From ICA 63, written by Craig McAllister of the blog Plain or Pan. Craig has subsequently gone on to be the author of a very well-received book, The Perfect Reminder, on the writing and recording of I’ve Seen Everything, the second album from Trashcan Sinatras.
I’m no expert on Polly Jean Harvey. I’m a huge fan and I have most of her back catalogue (the odd collaborative effort aside) and while there are other artists that I obsess far more over and go to first when choosing something to play on the rare occasion I have the house to myself, PJ is always somewhere in the background, shuffling up unannounced but always welcome on my iPod during the commute to work, or peeking out at me in-between my George Harrison and Richard Hawley albums. The bulk of her music still thrills and amazes and stands up to repeated listens long after the time of release, which is surely the mark of a true artist.
It’s incredible to think that PJ Harvey has been making records for nigh on a quarter of a century. From the lo-fi scuzz of Dry via the Patti Smith-isms of Stories From The City, Stories From The Sea and the stark, piano-only White Chalk right up to her most recent collection of WW1-themed songs on Let England Shake (not forgettting the one-off single in support of Guantanamo Bay prisoner Shaker Aamer), she’s one of our most consistent musicians. Daring, unpredictable and true to herself, she’s right up there with the best of ’em.
Sheela Na Gig was PJ’s second single and also appeared on Dry, her debut LP. She sets her stall out early here, singing about ‘child bearing hips‘ and ‘ruby red lips’. Hearing this for the first time as a 21 year old, I had no idea what a Sheela Na Gig was (Google it), so I listened to this thinking “Oh! Aye!” I always had this faint idea from then on in that one day she’d go out with me, until she met that bastard Nick Cave. Oh well, her loss.
Kamikaze is taken from Stories From the City, Stories From The Sea, PJ’s second Mercury-nominated LP. Her most straightforward pop/rock album, most of the tracks had the knack of sounding like Patti Smith on steroids.
Kamikaze is terrific, a down-the-hill-with-no-brakes-on, headlong rush of close-mic’d guitars, polyrhythmic drums and yet more skyscraping hysterics.

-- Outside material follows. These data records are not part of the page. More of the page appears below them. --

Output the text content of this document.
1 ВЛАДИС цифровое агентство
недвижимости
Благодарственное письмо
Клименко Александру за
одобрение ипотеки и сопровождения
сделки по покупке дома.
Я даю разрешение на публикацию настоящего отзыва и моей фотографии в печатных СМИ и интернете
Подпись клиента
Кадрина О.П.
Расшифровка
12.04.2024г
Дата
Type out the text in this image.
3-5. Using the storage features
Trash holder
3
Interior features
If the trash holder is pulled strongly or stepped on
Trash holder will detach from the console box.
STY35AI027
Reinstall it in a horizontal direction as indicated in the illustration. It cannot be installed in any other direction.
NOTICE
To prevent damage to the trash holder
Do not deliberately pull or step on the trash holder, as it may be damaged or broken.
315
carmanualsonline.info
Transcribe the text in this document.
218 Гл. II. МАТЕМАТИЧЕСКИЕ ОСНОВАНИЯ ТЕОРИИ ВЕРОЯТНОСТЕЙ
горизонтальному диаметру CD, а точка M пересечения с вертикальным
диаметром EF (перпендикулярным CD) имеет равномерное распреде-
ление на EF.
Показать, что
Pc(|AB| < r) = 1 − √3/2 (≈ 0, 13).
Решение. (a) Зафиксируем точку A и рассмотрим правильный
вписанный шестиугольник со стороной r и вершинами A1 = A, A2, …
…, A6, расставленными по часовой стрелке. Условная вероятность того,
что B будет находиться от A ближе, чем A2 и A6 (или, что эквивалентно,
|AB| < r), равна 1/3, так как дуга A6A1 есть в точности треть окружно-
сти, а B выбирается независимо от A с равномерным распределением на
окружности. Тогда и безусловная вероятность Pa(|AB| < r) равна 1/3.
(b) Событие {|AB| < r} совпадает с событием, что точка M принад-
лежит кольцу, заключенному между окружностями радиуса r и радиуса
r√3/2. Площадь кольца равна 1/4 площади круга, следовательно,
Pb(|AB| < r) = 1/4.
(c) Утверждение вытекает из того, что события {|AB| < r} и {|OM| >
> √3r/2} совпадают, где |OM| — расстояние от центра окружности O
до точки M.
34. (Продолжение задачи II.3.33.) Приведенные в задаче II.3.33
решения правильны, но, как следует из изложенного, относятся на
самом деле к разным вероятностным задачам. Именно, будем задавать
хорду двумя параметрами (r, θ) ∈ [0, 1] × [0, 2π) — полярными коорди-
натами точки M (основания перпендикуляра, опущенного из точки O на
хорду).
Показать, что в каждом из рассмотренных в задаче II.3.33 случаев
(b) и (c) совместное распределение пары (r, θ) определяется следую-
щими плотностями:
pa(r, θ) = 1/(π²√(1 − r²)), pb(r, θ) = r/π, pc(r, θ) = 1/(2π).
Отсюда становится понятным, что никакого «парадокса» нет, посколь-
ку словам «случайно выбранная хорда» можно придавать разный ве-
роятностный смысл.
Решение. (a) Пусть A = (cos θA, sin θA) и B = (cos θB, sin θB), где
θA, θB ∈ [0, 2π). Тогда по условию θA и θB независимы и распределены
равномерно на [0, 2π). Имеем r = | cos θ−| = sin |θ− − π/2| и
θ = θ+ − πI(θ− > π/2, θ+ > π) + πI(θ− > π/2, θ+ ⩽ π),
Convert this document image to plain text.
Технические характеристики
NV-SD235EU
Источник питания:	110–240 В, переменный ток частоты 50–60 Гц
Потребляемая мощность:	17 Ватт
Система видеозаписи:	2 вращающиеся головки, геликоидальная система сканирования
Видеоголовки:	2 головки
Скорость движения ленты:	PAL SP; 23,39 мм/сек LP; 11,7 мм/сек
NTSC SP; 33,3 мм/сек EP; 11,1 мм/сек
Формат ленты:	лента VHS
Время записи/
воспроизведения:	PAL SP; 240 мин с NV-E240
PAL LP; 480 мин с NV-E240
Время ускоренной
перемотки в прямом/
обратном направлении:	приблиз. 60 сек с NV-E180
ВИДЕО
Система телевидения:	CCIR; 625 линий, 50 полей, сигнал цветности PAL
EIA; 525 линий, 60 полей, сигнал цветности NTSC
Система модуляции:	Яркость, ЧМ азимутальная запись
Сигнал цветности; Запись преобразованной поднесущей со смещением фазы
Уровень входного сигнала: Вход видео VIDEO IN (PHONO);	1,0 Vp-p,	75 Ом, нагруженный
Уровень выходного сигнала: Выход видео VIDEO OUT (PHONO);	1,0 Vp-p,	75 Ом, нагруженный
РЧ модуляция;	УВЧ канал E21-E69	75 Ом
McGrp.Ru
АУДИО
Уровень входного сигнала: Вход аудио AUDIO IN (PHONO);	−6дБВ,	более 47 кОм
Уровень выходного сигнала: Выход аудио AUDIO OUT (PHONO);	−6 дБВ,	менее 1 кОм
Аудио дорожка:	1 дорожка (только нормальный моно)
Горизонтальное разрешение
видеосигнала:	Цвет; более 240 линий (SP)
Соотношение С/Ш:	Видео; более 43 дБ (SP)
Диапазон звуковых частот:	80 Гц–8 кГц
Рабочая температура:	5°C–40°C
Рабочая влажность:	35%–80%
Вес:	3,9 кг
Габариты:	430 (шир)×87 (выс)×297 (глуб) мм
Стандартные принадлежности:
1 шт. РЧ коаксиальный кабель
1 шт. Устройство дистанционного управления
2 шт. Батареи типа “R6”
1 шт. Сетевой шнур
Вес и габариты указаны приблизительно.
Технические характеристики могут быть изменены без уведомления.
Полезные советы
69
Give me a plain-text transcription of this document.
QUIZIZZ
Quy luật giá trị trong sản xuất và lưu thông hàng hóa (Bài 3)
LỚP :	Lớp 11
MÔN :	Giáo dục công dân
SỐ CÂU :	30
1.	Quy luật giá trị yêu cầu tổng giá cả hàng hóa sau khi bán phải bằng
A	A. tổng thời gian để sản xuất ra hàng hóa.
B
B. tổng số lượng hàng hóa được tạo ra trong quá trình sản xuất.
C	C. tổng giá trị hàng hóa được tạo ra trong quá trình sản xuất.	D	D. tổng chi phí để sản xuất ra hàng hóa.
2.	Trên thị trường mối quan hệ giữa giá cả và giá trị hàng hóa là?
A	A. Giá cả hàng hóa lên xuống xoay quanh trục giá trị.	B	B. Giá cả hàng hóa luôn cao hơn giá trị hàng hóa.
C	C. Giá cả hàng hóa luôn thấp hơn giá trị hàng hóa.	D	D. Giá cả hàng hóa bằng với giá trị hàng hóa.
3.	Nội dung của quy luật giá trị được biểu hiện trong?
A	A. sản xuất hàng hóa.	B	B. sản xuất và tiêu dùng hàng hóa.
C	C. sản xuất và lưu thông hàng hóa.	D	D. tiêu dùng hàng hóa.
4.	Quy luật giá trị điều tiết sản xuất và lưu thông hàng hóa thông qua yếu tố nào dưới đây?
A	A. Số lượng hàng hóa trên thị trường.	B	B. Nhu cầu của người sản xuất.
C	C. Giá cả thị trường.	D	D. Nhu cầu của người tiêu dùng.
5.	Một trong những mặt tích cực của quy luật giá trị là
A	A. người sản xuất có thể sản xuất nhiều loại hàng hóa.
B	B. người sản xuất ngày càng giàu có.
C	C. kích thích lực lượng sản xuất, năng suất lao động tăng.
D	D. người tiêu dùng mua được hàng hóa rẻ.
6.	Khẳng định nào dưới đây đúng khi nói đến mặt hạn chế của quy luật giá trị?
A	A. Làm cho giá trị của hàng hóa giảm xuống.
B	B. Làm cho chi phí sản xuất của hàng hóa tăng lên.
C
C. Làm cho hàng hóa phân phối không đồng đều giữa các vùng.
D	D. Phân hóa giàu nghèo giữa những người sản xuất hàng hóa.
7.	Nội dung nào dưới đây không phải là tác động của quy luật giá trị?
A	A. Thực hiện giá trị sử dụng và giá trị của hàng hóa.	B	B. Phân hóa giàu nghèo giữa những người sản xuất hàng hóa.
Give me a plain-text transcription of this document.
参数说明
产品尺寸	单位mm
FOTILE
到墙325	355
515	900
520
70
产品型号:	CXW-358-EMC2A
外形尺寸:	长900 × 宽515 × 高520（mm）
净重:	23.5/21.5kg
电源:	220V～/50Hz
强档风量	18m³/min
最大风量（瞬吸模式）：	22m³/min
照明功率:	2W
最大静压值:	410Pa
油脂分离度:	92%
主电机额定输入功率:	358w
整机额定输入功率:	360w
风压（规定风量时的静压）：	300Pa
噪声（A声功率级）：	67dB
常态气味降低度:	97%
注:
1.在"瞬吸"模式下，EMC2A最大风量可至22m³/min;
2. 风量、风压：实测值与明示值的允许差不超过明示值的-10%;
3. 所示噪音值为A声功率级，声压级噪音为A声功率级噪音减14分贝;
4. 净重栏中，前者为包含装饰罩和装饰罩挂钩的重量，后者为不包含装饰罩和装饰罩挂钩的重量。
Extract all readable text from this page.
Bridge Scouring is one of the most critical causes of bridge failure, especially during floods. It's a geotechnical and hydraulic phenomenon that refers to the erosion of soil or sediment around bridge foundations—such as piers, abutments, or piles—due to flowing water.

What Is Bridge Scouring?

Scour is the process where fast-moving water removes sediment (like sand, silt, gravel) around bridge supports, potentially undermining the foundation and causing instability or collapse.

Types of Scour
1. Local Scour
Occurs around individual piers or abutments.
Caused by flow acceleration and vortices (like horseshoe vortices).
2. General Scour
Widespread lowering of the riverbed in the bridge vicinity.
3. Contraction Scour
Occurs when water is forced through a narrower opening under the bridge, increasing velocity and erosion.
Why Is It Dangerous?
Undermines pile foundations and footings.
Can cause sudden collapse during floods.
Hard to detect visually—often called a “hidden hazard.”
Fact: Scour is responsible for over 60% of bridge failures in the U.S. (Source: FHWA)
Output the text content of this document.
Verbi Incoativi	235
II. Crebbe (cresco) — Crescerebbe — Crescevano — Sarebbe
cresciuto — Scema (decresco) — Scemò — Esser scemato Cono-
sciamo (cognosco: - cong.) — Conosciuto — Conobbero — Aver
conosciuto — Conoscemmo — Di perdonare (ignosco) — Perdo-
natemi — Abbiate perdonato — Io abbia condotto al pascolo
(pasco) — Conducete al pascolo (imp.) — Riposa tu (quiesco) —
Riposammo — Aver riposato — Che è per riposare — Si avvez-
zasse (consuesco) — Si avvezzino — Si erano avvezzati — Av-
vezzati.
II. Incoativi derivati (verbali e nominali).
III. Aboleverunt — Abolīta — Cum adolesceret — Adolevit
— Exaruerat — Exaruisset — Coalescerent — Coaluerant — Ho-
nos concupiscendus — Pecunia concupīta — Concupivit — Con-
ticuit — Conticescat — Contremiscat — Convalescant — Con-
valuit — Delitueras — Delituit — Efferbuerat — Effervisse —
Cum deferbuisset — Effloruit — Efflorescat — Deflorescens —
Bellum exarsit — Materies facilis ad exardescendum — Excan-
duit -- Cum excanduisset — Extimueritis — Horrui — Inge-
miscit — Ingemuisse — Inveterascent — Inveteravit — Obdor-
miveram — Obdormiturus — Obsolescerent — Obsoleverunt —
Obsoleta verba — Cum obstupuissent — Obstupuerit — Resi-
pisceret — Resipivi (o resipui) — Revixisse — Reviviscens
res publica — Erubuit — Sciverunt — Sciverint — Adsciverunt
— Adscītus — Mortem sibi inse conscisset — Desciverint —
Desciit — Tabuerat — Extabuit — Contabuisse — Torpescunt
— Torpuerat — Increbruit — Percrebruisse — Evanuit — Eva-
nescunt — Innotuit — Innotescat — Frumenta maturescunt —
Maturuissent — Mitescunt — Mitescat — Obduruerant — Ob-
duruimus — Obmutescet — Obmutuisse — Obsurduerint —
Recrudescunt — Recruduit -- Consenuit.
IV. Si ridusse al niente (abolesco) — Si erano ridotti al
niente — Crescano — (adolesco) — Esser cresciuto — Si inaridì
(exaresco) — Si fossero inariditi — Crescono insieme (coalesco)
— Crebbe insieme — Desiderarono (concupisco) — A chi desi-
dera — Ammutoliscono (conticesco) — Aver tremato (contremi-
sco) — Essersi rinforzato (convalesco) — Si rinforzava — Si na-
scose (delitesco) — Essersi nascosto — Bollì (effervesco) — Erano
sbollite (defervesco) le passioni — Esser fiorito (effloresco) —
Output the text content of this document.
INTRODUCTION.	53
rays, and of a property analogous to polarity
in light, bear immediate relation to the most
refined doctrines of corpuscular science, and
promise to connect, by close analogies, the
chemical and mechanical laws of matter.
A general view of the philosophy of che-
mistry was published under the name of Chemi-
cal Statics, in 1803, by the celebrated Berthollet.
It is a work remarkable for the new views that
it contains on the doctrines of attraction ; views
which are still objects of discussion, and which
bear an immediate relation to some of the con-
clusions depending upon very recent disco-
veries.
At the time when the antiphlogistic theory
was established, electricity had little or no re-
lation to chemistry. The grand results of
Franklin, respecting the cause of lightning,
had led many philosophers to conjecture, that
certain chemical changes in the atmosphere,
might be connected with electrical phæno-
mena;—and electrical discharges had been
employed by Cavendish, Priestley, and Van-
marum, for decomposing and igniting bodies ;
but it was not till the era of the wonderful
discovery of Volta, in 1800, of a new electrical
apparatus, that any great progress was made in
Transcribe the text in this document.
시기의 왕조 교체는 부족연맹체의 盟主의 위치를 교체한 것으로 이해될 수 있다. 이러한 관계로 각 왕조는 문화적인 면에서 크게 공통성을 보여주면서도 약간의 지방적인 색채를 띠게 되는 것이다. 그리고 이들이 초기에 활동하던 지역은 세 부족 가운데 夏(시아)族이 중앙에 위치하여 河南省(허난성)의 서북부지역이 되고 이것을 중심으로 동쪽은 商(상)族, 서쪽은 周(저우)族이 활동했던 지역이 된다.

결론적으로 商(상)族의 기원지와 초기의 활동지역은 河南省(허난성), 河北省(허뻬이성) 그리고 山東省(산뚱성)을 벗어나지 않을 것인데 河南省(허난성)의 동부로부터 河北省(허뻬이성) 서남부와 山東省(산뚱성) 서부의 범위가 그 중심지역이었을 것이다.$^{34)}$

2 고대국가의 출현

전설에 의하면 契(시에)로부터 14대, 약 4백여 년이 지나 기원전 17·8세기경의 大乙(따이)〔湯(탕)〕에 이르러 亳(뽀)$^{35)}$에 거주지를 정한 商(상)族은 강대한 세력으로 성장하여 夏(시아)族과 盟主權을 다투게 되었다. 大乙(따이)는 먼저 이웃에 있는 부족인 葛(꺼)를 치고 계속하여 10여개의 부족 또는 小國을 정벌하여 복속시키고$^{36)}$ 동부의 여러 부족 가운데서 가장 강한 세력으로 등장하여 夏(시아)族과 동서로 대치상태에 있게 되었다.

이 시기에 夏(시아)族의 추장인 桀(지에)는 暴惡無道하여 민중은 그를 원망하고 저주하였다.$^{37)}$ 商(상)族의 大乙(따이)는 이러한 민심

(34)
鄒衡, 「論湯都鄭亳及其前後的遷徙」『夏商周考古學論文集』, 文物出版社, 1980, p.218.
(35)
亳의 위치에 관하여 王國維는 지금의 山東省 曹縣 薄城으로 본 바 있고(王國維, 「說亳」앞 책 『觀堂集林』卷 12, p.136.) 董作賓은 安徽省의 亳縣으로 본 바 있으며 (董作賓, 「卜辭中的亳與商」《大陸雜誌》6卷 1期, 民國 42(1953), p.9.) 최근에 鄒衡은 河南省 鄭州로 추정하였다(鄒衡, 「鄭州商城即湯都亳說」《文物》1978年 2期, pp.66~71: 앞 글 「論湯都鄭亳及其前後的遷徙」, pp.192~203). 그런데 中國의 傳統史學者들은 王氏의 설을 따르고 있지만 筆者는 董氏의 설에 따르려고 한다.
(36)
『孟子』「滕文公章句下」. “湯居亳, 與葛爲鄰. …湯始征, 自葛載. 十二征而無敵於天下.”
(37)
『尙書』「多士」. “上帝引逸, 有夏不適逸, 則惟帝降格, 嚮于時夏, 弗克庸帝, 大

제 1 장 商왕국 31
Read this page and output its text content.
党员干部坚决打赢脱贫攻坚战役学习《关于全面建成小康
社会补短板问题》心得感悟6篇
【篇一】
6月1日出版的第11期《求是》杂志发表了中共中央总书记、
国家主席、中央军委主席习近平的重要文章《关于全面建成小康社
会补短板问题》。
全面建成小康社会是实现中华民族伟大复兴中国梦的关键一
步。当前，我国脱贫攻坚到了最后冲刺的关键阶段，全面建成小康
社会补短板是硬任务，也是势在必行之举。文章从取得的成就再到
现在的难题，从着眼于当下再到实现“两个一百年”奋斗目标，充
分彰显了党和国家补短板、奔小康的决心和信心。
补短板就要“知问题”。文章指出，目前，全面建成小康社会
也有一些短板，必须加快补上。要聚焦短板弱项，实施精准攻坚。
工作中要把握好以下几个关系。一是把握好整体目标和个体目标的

It’s a close cousin of 50ft Queenie, only with far better production and mastering.
If you’re new to PJ and any of these tracks have so far piqued your curiosity, I’d start with this track’s parent album and take things from there.
Following the stark, piano-led White Chalk, Let England Shake was PJ’s triumphant return to the guitar. Much of the album is loosely concept, relating to the atrocities of WW1. If this seems a bit heavy, the music therein was often light and airy; gone for the most part were the blooze blunderbuss guitars, replaced with lightly chiming 6 strings, clean and pleasant on the ear. Radio 2 music, even.
The Glorious Land begins with such a guitar, playing atop a rallying military bugle. Without getting too ‘muso’ about it, the chord changes are sublime, and the vocals are always to the fore. There’s almost a male/female duet in the verses, between PJ and (I think) a moonlighting Mick Harvey who come across like a 21st century Lee ‘n Nancy on helium, while PJ duets gloriously with herself in the chorus and outro. You might want to discover the rest of this album for yourself. It’s one of her best.